Exposure to dichlorophenol and parabens, individually or in combination, is significantly associated with reduced lung function in adults. A cross-sectional study using data from the 2007 to 2012 National Health and Nutrition Examination Survey (NHANES) confirmed this.
The objective was to evaluate how single and mixed exposures to these chemicals affect lung function. A total of 2,599 adults with complete urinary and spirometry data were included. Urinary levels of 2,5-dichlorophenol (2,5-DCP), 2,4-dichlorophenol (2,4-DCP), methylparaben, and propylparaben showed detection rates exceeding 75%. Lung function was assessed using forced vital capacity (FVC) and forced expiratory volume in 1 second (FEV1). Three models were used to evaluate the impact: generalized linear regression (GLM), weighted quantile sum (WQS) regression, and Bayesian kernel machine regression (BKMR).
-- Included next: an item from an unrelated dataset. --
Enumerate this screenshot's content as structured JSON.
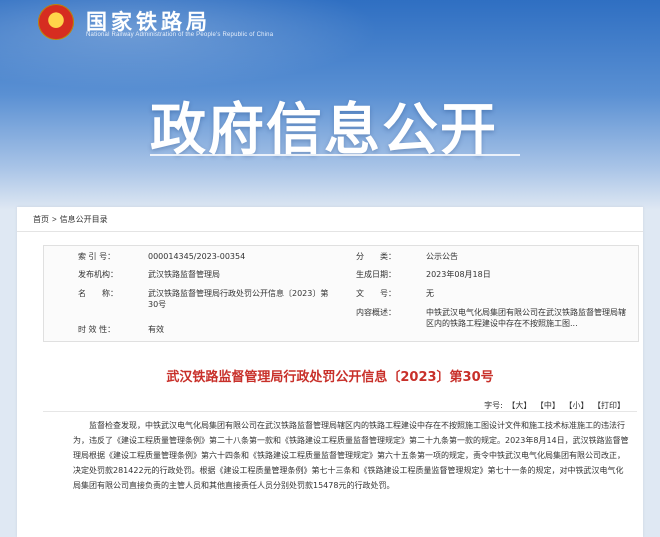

In GLM analyses, 2,5-DCP showed a significant negative association with lung function. As a continuous variable, 2,5-DCP correlated with reduced FVC (β = −0.012; 95% CI: −0.018, −0.006) and FEV1 (β = −0.010; 95% CI: −0.017, −0.004). When evaluated by quartile, the decline in lung function remained significant: FVC (β = −0.027; 95% CI: −0.039, −0.016) and FEV1 (β = −0.024; 95% CI: −0.036, −0.011). The WQS regression model confirmed the combined negative impact of these chemicals on pulmonary health, showing consistent associations with reduced FVC (β = −0.013; 95% CI: −0.018, −0.008) and FEV1 (β = −0.013; 95% CI: −0.017, −0.007).
BKMR models confirmed the link between urinary chemical levels and reduced lung function. The consistent patterns observed increase confidence in the outcomes. The study shows that high urinary levels of dichlorophenol and parabens are associated with significant declines in FVC and FEV1.